Вот по какой причине, несмотря на близость Бостонского порта, несмотря на презрение отца и горе матери (ей все на свете внушало беспокойство) и даже вопреки безмолвному, но могучему очарованию, которым полны были для меня высокие мачты купеческих судов, канонерских лодок и китобойцев, и вздутые паруса, напруженные ветром, как возгласы французского рожка, и плеск вымпела на флагштоке, призывный, будто клик фанфар, — я остался на берегу и работал, как черт, мечтая сколотить капитал, чтобы перебраться на Запад, в Иллинойс, и стать, если повезет, фермером.

III

Про южный Иллинойс я читал в книгах. Дикий край — земля Майка Финка, и Дэниела Буна, и свирепых ругателей братьев Гарпов — и горы там тебе, и реки, и лиственные леса без конца и начала; весной там такая зелень, просто диво, — в одном южном Иллинойсе больше разных древесных пород, чем во всей Европе, — а по осени, да и по весне тоже здесь гуляют, будто широкой, столбовой дорогой, могучие торнадо с наводнениями, каких не видел мир. Не северный Иллинойс, понимаете? — не эта математическая плоскость, одно голое пастбище, с тупой бессмысленностью созерцающее неоглядные небеса. А совсем иное царство, южный Иллинойс, темнеющее сенью лесов, уступами гор и плавным скатом великих рек. Словом, я должен был туда попасть, и все тут. Пусть другие охотятся за косомордым китом или ждут в темных мансардах появления призраков, рождения нового мира, взрыва сознания. А мне подайте южный Иллинойс — разливы могучих рек, всепожирающие, безмолвные и неоспоримые, как говядина, — и подайте мне добрый бревенчатый дом на высоком месте, чтобы в безопасности любоваться потопом и чтобы рядом — женщина, та же чертовка Миранда Флинт, только уже без чертовщины. А вода поглощает все звуки и все низины и, желтая, спешит растечься все шире. Может, разве, где течение посильнее, слышно, как она бурлит в воронках или у берега с шуршанием размывает красную глину, а выше по притокам вдоль обрывистых берегов иногда обрушиваются с плеском желто-коричневые ограды, на которых ищут спасения свиньи и тетерки. Но ни единого звука, ни шороха не слышится там, где идет настоящая большая вода, где Огайо сливается с Миссисипи и взбухает глухим гибельным гнетом — чистый образ физического зла, и твари земные поглядывают вниз из своих высоких скальных укрытий, и индейцы на другом берегу тоже в молчании следят с обрыва за безмолвным разливом вод. Там, и нигде больше, мог бы я вырубить себе свою свободу.

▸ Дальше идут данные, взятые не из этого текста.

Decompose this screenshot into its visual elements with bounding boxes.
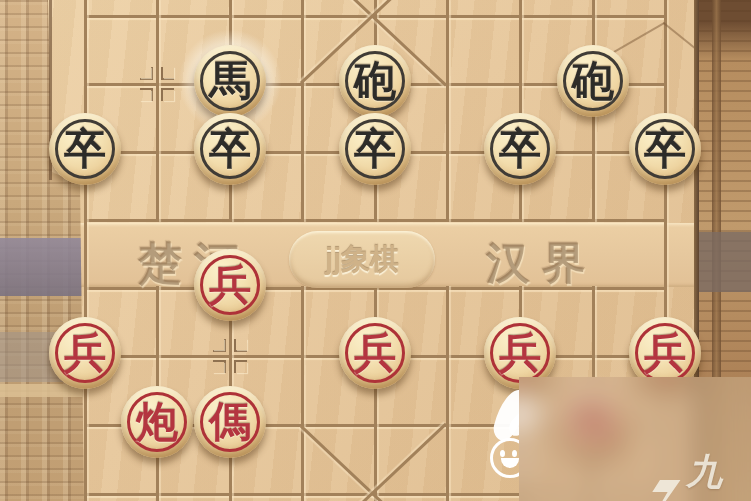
piece-black-horse[interactable]: 馬 [194,45,266,117]
piece-character: 卒 [49,113,121,185]
piece-black-soldier[interactable]: 卒 [484,113,556,185]
grid-line [301,286,304,501]
piece-black-soldier[interactable]: 卒 [194,113,266,185]
piece-character: 卒 [629,113,701,185]
point-marker-icon [213,339,247,373]
piece-red-soldier[interactable]: 兵 [194,249,266,321]
piece-character: 傌 [194,386,266,458]
piece-black-soldier[interactable]: 卒 [339,113,411,185]
piece-red-horse[interactable]: 傌 [194,386,266,458]
piece-black-cannon[interactable]: 砲 [339,45,411,117]
xiangqi-board[interactable]: 楚河 汉界 jj象棋 馬砲砲卒卒卒卒卒兵兵兵兵兵炮傌炮 九游 [0,0,751,501]
piece-character: 砲 [339,45,411,117]
piece-character: 馬 [194,45,266,117]
app-logo-text: jj象棋 [325,240,399,280]
blurred-watermark-region [519,377,751,501]
grid-line [84,0,87,501]
piece-red-cannon[interactable]: 炮 [121,386,193,458]
piece-character: 卒 [339,113,411,185]
grid-line [156,0,159,222]
grid-line [446,286,449,501]
piece-character: 兵 [194,249,266,321]
piece-black-soldier[interactable]: 卒 [49,113,121,185]
piece-character: 卒 [484,113,556,185]
piece-character: 兵 [49,317,121,389]
piece-black-soldier[interactable]: 卒 [629,113,701,185]
piece-character: 炮 [121,386,193,458]
piece-character: 兵 [339,317,411,389]
piece-character: 卒 [194,113,266,185]
app-logo-pill: jj象棋 [289,231,435,288]
piece-black-cannon[interactable]: 砲 [557,45,629,117]
grid-line [446,0,449,222]
point-marker-icon [140,67,174,101]
grid-line [519,0,522,222]
river-label-right: 汉界 [486,234,598,293]
piece-red-soldier[interactable]: 兵 [49,317,121,389]
piece-character: 砲 [557,45,629,117]
grid-line [301,0,304,222]
piece-red-soldier[interactable]: 兵 [339,317,411,389]
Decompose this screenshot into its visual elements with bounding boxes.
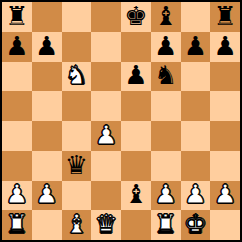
black-knight-icon[interactable]: ♞ bbox=[154, 62, 177, 88]
square-b7[interactable]: ♟ bbox=[32, 32, 62, 62]
white-king-icon[interactable]: ♚ bbox=[184, 211, 207, 237]
square-f1[interactable]: ♜ bbox=[151, 210, 181, 240]
black-rook-icon[interactable]: ♜ bbox=[5, 3, 28, 29]
square-g1[interactable]: ♚ bbox=[181, 210, 211, 240]
white-queen-icon[interactable]: ♛ bbox=[94, 211, 117, 237]
black-bishop-icon[interactable]: ♝ bbox=[124, 181, 147, 207]
square-g2[interactable]: ♟ bbox=[181, 181, 211, 211]
square-e1[interactable] bbox=[121, 210, 151, 240]
square-b8[interactable] bbox=[32, 2, 62, 32]
square-f8[interactable]: ♝ bbox=[151, 2, 181, 32]
square-b4[interactable] bbox=[32, 121, 62, 151]
white-rook-icon[interactable]: ♜ bbox=[5, 211, 28, 237]
square-g4[interactable] bbox=[181, 121, 211, 151]
white-knight-icon[interactable]: ♞ bbox=[65, 62, 88, 88]
black-queen-icon[interactable]: ♛ bbox=[65, 152, 88, 178]
square-b6[interactable] bbox=[32, 62, 62, 92]
square-c5[interactable] bbox=[62, 91, 92, 121]
square-e2[interactable]: ♝ bbox=[121, 181, 151, 211]
black-pawn-icon[interactable]: ♟ bbox=[124, 62, 147, 88]
square-c8[interactable] bbox=[62, 2, 92, 32]
square-f7[interactable]: ♟ bbox=[151, 32, 181, 62]
square-e7[interactable] bbox=[121, 32, 151, 62]
square-h7[interactable]: ♟ bbox=[210, 32, 240, 62]
square-h3[interactable] bbox=[210, 151, 240, 181]
white-pawn-icon[interactable]: ♟ bbox=[94, 122, 117, 148]
square-d3[interactable] bbox=[91, 151, 121, 181]
square-b5[interactable] bbox=[32, 91, 62, 121]
square-a6[interactable] bbox=[2, 62, 32, 92]
square-f4[interactable] bbox=[151, 121, 181, 151]
square-h2[interactable]: ♟ bbox=[210, 181, 240, 211]
white-pawn-icon[interactable]: ♟ bbox=[35, 181, 58, 207]
square-b1[interactable] bbox=[32, 210, 62, 240]
square-c1[interactable]: ♝ bbox=[62, 210, 92, 240]
square-f5[interactable] bbox=[151, 91, 181, 121]
black-pawn-icon[interactable]: ♟ bbox=[5, 33, 28, 59]
square-d6[interactable] bbox=[91, 62, 121, 92]
white-bishop-icon[interactable]: ♝ bbox=[65, 211, 88, 237]
square-g5[interactable] bbox=[181, 91, 211, 121]
black-bishop-icon[interactable]: ♝ bbox=[154, 3, 177, 29]
black-king-icon[interactable]: ♚ bbox=[124, 3, 147, 29]
chess-board: ♜♚♝♜♟♟♟♟♟♞♟♞♟♛♟♟♝♟♟♟♜♝♛♜♚ bbox=[0, 0, 242, 242]
square-h1[interactable] bbox=[210, 210, 240, 240]
white-rook-icon[interactable]: ♜ bbox=[154, 211, 177, 237]
square-h6[interactable] bbox=[210, 62, 240, 92]
square-a2[interactable]: ♟ bbox=[2, 181, 32, 211]
square-h8[interactable]: ♜ bbox=[210, 2, 240, 32]
square-e8[interactable]: ♚ bbox=[121, 2, 151, 32]
square-a3[interactable] bbox=[2, 151, 32, 181]
square-d5[interactable] bbox=[91, 91, 121, 121]
square-h4[interactable] bbox=[210, 121, 240, 151]
square-d4[interactable]: ♟ bbox=[91, 121, 121, 151]
square-a1[interactable]: ♜ bbox=[2, 210, 32, 240]
black-pawn-icon[interactable]: ♟ bbox=[213, 33, 236, 59]
square-d1[interactable]: ♛ bbox=[91, 210, 121, 240]
square-e3[interactable] bbox=[121, 151, 151, 181]
black-pawn-icon[interactable]: ♟ bbox=[154, 33, 177, 59]
square-e5[interactable] bbox=[121, 91, 151, 121]
black-pawn-icon[interactable]: ♟ bbox=[35, 33, 58, 59]
square-g6[interactable] bbox=[181, 62, 211, 92]
square-f3[interactable] bbox=[151, 151, 181, 181]
square-a5[interactable] bbox=[2, 91, 32, 121]
square-e6[interactable]: ♟ bbox=[121, 62, 151, 92]
square-c4[interactable] bbox=[62, 121, 92, 151]
square-g3[interactable] bbox=[181, 151, 211, 181]
square-h5[interactable] bbox=[210, 91, 240, 121]
square-e4[interactable] bbox=[121, 121, 151, 151]
white-pawn-icon[interactable]: ♟ bbox=[213, 181, 236, 207]
square-d8[interactable] bbox=[91, 2, 121, 32]
square-g8[interactable] bbox=[181, 2, 211, 32]
square-d2[interactable] bbox=[91, 181, 121, 211]
square-b3[interactable] bbox=[32, 151, 62, 181]
square-g7[interactable]: ♟ bbox=[181, 32, 211, 62]
black-pawn-icon[interactable]: ♟ bbox=[184, 33, 207, 59]
square-c7[interactable] bbox=[62, 32, 92, 62]
white-pawn-icon[interactable]: ♟ bbox=[184, 181, 207, 207]
square-c3[interactable]: ♛ bbox=[62, 151, 92, 181]
square-a7[interactable]: ♟ bbox=[2, 32, 32, 62]
square-f6[interactable]: ♞ bbox=[151, 62, 181, 92]
square-c6[interactable]: ♞ bbox=[62, 62, 92, 92]
square-c2[interactable] bbox=[62, 181, 92, 211]
square-b2[interactable]: ♟ bbox=[32, 181, 62, 211]
white-pawn-icon[interactable]: ♟ bbox=[154, 181, 177, 207]
square-f2[interactable]: ♟ bbox=[151, 181, 181, 211]
white-pawn-icon[interactable]: ♟ bbox=[5, 181, 28, 207]
black-rook-icon[interactable]: ♜ bbox=[213, 3, 236, 29]
square-a8[interactable]: ♜ bbox=[2, 2, 32, 32]
square-d7[interactable] bbox=[91, 32, 121, 62]
square-a4[interactable] bbox=[2, 121, 32, 151]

Занятие это и место жительства манили меня не только своим великолепием и обещанием свободы (один мой двоюродный дед, книжный червь и отшельник, фермерствовал когда-то в штате Нью-Йорк), но еще, признаюсь, и близким соседством диких индейцев. Откуда у меня взялась эта тяга, бог весть. Я всю жизнь жадно читал книги, к немалому сокрушению моей матушки и нашего пастора. Между собой они решили, что перед лицом опасности угодить в философы, пусть уж лучше я стану школьным учителем — вот я им и стал шестнадцати лет от роду. А индейцы… То ли это какой-то стишок, прочитанный в детстве, или забавно-таинственная картинка с сигарной коробки, ведь живых, во плоти и крови, краснокожих (не считая гарпунщиков, эти представляют собою особое племя, в их холодных глазах отразились глаза китов) я видел за свою жизнь не более полудюжины — настоящих, деревенских индейцев, забредших к нам в Бостон из штатов Нью-Йорк или Вермонт, в оленьих шкурах, диковинной мягкой обуви и неизменных высоких, как цилиндры конгрессменов, шапках. Их глаза проницали вас насквозь, словно глаза давно поверженных ассирийцев или пришельцев из отдаленного будущего, которые знают все наши недоумения, но не вправе вмешиваться. То были глаза людей, повидавших такое, о чем я при всей моей начитанности не имел понятия: и торнадо, и убитого бизона, и искры солнца в лесном ковре после дождя, и гипнотический свет в глазах старого, больного гризли. Мы, как я узнал из книг, растеряли все божьи дары. Мы попали в гибельное коловращение собственного безумства и умудрились превратить Эдемский сад в закопченную литейню, пропитать вселенную ворванной вонью. Теперь нам надо остановить эту спираль — выбрать слабину, как говорят китобои, — и ни один белый, с которым мне приходилось толковать (абстрактно, геометрически), не знал, как это делается. А индейцы кое-что знали — я об этом где-то прочел, — знали, не размышляя, не обучаясь. У меня сложилось твердое убеждение, правда болезненное для самолюбия, что они лучше меня, и я решился, будь что будет, познакомиться с этими странными людьми, если, конечно, они люди.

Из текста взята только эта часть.